Kinesis Gold (KAU) brings a unique twist to the digital gold space by integrating the ease of blockchain transactions with the storied stability of gold. Trading at about $92 per token, KAU has shown consistent, albeit modest, movement with a 0.1% change in both the last hour and over 24 hours, and a 2.8% increase in the past week. Its market capitalization stands at roughly $133 million, supported by a moderate trading volume that underscores its focused investor base. Kinesis Gold is particularly attractive for those who value a hybrid approach—combining the liquidity and speed of digital assets with the enduring security of gold—as market conditions turn bullish.

 

VeraOne (VRO)

VeraOne (VRO) represents a fresh and innovative entry into the gold-backed cryptocurrency arena, appealing to early adopters with its blend of digital finance and physical asset security. Valued at approximately $80.95 per token, VRO has recorded a more dynamic 4.0% gain over the past 24 hours and a 4.9% rise over the week, even though its market capitalization is modest at around $23.9 million.
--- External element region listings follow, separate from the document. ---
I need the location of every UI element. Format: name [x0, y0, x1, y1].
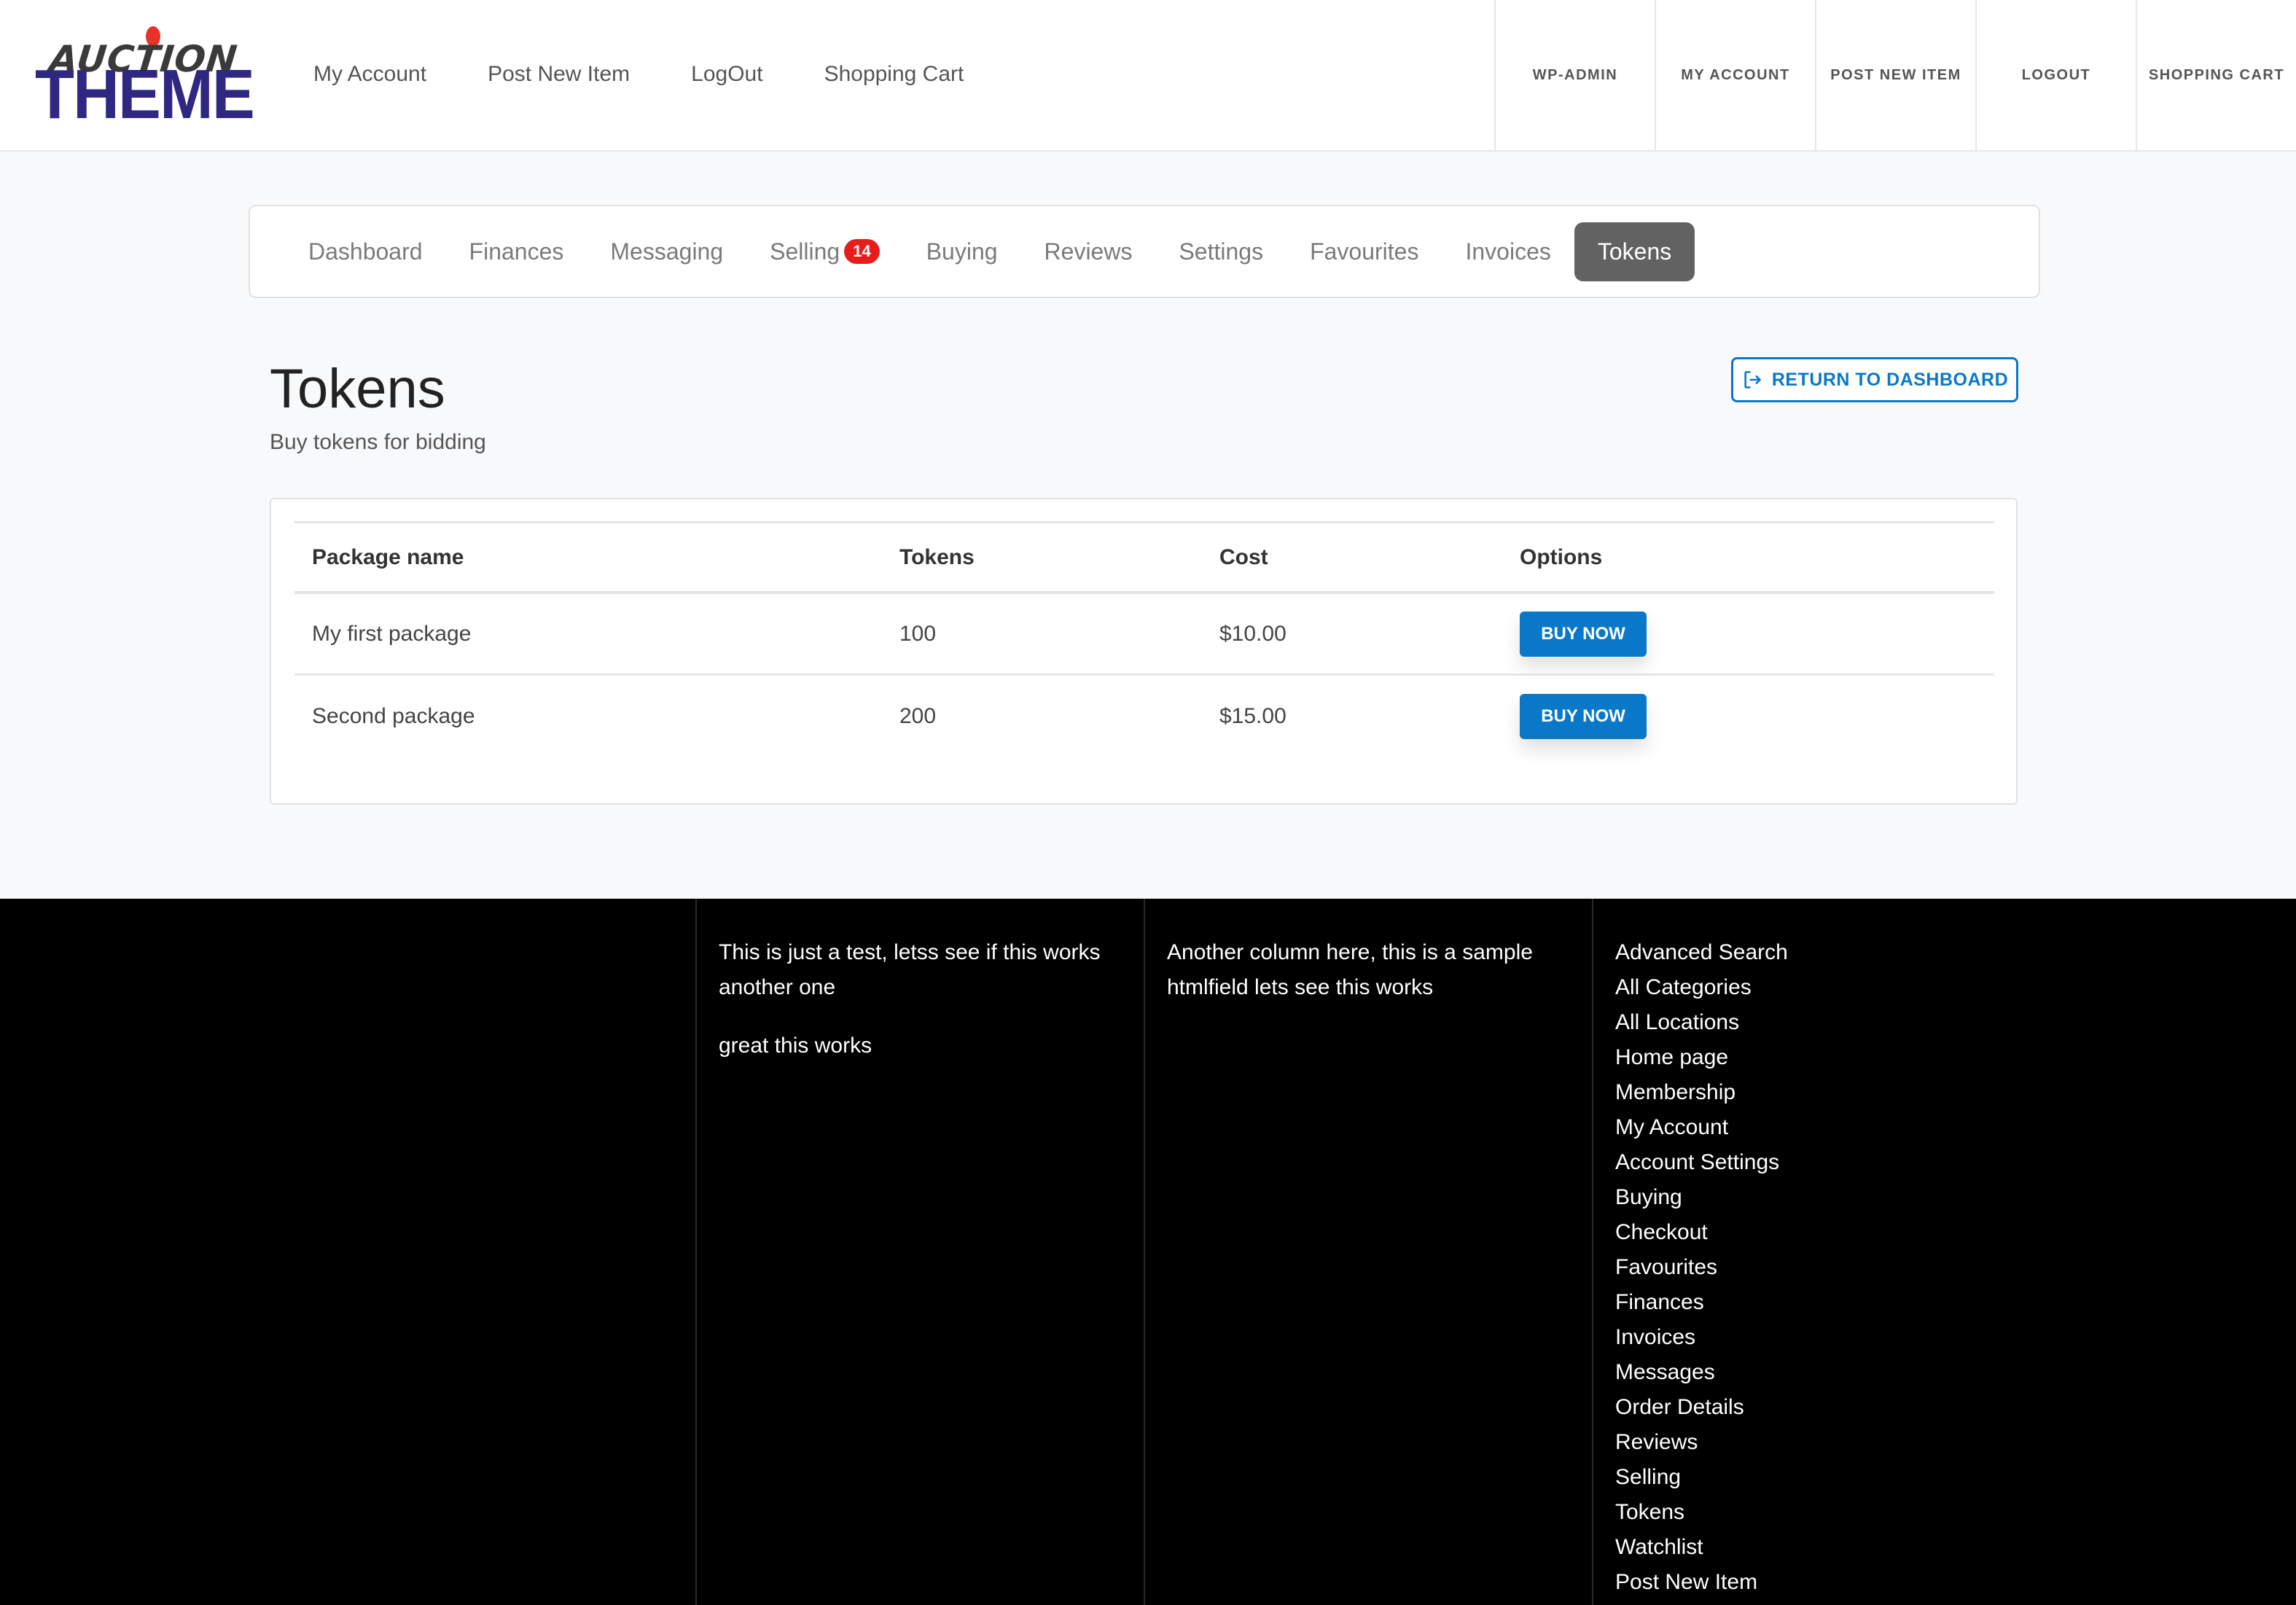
tab-buying[interactable]: Buying — [903, 222, 1021, 281]
column-header-package-name: Package name — [312, 544, 464, 569]
package-name: Second package — [312, 704, 475, 728]
tab-label: Tokens — [1597, 238, 1672, 265]
return-to-dashboard-button[interactable]: RETURN TO DASHBOARD — [1731, 357, 2018, 402]
token-packages-card: Package name Tokens Cost Options My firs… — [270, 498, 2018, 805]
package-cost: $10.00 — [1219, 621, 1286, 646]
account-tabs: Dashboard Finances Messaging Selling 14 B… — [249, 205, 2040, 298]
tab-label: Selling — [770, 238, 840, 265]
footer-link-tokens[interactable]: Tokens — [1615, 1495, 1788, 1530]
tab-label: Finances — [469, 238, 564, 265]
top-nav-wp-admin[interactable]: WP-ADMIN — [1494, 0, 1655, 150]
tab-selling[interactable]: Selling 14 — [746, 222, 903, 281]
footer-link-selling[interactable]: Selling — [1615, 1460, 1788, 1495]
tab-invoices[interactable]: Invoices — [1442, 222, 1574, 281]
page-title: Tokens — [270, 358, 445, 420]
footer-link-home-page[interactable]: Home page — [1615, 1040, 1788, 1075]
footer-link-finances[interactable]: Finances — [1615, 1285, 1788, 1320]
footer-links: Advanced Search All Categories All Locat… — [1615, 935, 1788, 1600]
table-header-row: Package name Tokens Cost Options — [294, 521, 1994, 594]
tab-dashboard[interactable]: Dashboard — [285, 222, 446, 281]
tab-tokens[interactable]: Tokens — [1574, 222, 1695, 281]
footer-column-2: Another column here, this is a sample ht… — [1144, 899, 1592, 1605]
footer-text: Another column here, this is a sample ht… — [1167, 940, 1533, 999]
table-row: My first package 100 $10.00 BUY NOW — [294, 594, 1994, 676]
site-logo[interactable]: AUCTION THEME — [35, 25, 255, 130]
tab-label: Buying — [926, 238, 998, 265]
package-tokens: 200 — [899, 704, 937, 728]
footer-link-account-settings[interactable]: Account Settings — [1615, 1145, 1788, 1180]
footer-link-advanced-search[interactable]: Advanced Search — [1615, 935, 1788, 970]
footer-link-all-categories[interactable]: All Categories — [1615, 970, 1788, 1005]
package-name: My first package — [312, 621, 472, 646]
buy-now-button[interactable]: BUY NOW — [1520, 611, 1647, 657]
tab-label: Reviews — [1044, 238, 1133, 265]
tab-label: Favourites — [1310, 238, 1419, 265]
tab-label: Settings — [1179, 238, 1264, 265]
footer-column-3: Advanced Search All Categories All Locat… — [1592, 899, 2296, 1605]
footer-link-order-details[interactable]: Order Details — [1615, 1390, 1788, 1425]
footer-link-messages[interactable]: Messages — [1615, 1355, 1788, 1390]
top-nav-logout[interactable]: LOGOUT — [1975, 0, 2136, 150]
tab-label: Messaging — [610, 238, 724, 265]
main-nav-post-new-item[interactable]: Post New Item — [488, 62, 630, 87]
package-cost: $15.00 — [1219, 704, 1286, 728]
buy-now-button[interactable]: BUY NOW — [1520, 694, 1647, 739]
main-nav-shopping-cart[interactable]: Shopping Cart — [824, 62, 964, 87]
tab-finances[interactable]: Finances — [446, 222, 587, 281]
footer-link-all-locations[interactable]: All Locations — [1615, 1005, 1788, 1040]
top-nav-shopping-cart[interactable]: SHOPPING CART — [2136, 0, 2296, 150]
footer-link-membership[interactable]: Membership — [1615, 1075, 1788, 1110]
selling-count-badge: 14 — [844, 239, 880, 264]
footer-link-checkout[interactable]: Checkout — [1615, 1215, 1788, 1250]
page-subtitle: Buy tokens for bidding — [270, 430, 486, 454]
tab-messaging[interactable]: Messaging — [587, 222, 746, 281]
footer-column-1: This is just a test, letss see if this w… — [695, 899, 1144, 1605]
footer-text: great this works — [719, 1034, 872, 1058]
footer-link-favourites[interactable]: Favourites — [1615, 1250, 1788, 1285]
footer-link-watchlist[interactable]: Watchlist — [1615, 1530, 1788, 1565]
footer-link-my-account[interactable]: My Account — [1615, 1110, 1788, 1145]
tab-label: Dashboard — [308, 238, 423, 265]
tab-favourites[interactable]: Favourites — [1286, 222, 1442, 281]
top-right-nav: WP-ADMIN MY ACCOUNT POST NEW ITEM LOGOUT… — [1494, 0, 2296, 150]
token-packages-table: Package name Tokens Cost Options My firs… — [294, 521, 1994, 757]
footer-link-post-new-item[interactable]: Post New Item — [1615, 1565, 1788, 1600]
tab-reviews[interactable]: Reviews — [1021, 222, 1156, 281]
top-nav-post-new-item[interactable]: POST NEW ITEM — [1815, 0, 1975, 150]
tab-label: Invoices — [1465, 238, 1551, 265]
main-nav: My Account Post New Item LogOut Shopping… — [313, 0, 1025, 149]
footer-text: This is just a test, letss see if this w… — [719, 940, 1101, 999]
main-nav-my-account[interactable]: My Account — [313, 62, 426, 87]
footer-link-reviews[interactable]: Reviews — [1615, 1425, 1788, 1460]
sign-out-icon — [1744, 371, 1761, 388]
footer-link-buying[interactable]: Buying — [1615, 1180, 1788, 1215]
table-row: Second package 200 $15.00 BUY NOW — [294, 676, 1994, 757]
return-button-label: RETURN TO DASHBOARD — [1771, 369, 2009, 390]
top-nav-my-account[interactable]: MY ACCOUNT — [1655, 0, 1815, 150]
column-header-tokens: Tokens — [899, 544, 975, 569]
logo-bottom-text: THEME — [35, 55, 255, 133]
site-header: AUCTION THEME My Account Post New Item L… — [0, 0, 2296, 152]
footer-link-invoices[interactable]: Invoices — [1615, 1320, 1788, 1355]
tab-settings[interactable]: Settings — [1155, 222, 1286, 281]
site-footer: This is just a test, letss see if this w… — [0, 899, 2296, 1605]
package-tokens: 100 — [899, 621, 937, 646]
main-nav-logout[interactable]: LogOut — [691, 62, 762, 87]
column-header-options: Options — [1520, 544, 1603, 569]
column-header-cost: Cost — [1219, 544, 1268, 569]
With a relatively lower trading volume indicating its nascent stage in the market, VeraOne nonetheless shows promising growth potential, making it a dark horse for investors willing to explore emerging assets as part of a diversified, bullish strategy.

 

Each of these tokens not only reflects the growing synergy between traditional precious metals and modern blockchain technology but also offers a diverse range of opportunities for investors looking to capitalize on the market’s renewed vigor.

 

Conclusion

The market now favors safe-haven assets as gold continues to drive investor confidence. Gold's record price of $2,880 per ounce and a 10% rise in digital tokens like PAXG and Tether Gold signal robust demand in uncertain times. Traditional gold markets show strength with the VanEck Gold Miners ETF rising nearly 20% and global gold demand reaching $460B last year. Although Bitcoin and Ether saw only modest gains and declines respectively, future policy shifts and improved liquidity could spark a significant rebound. Strong technical figures and expert insights support that both gold and its digital derivatives remain key investment vehicles amid ongoing trade tensions and economic challenges.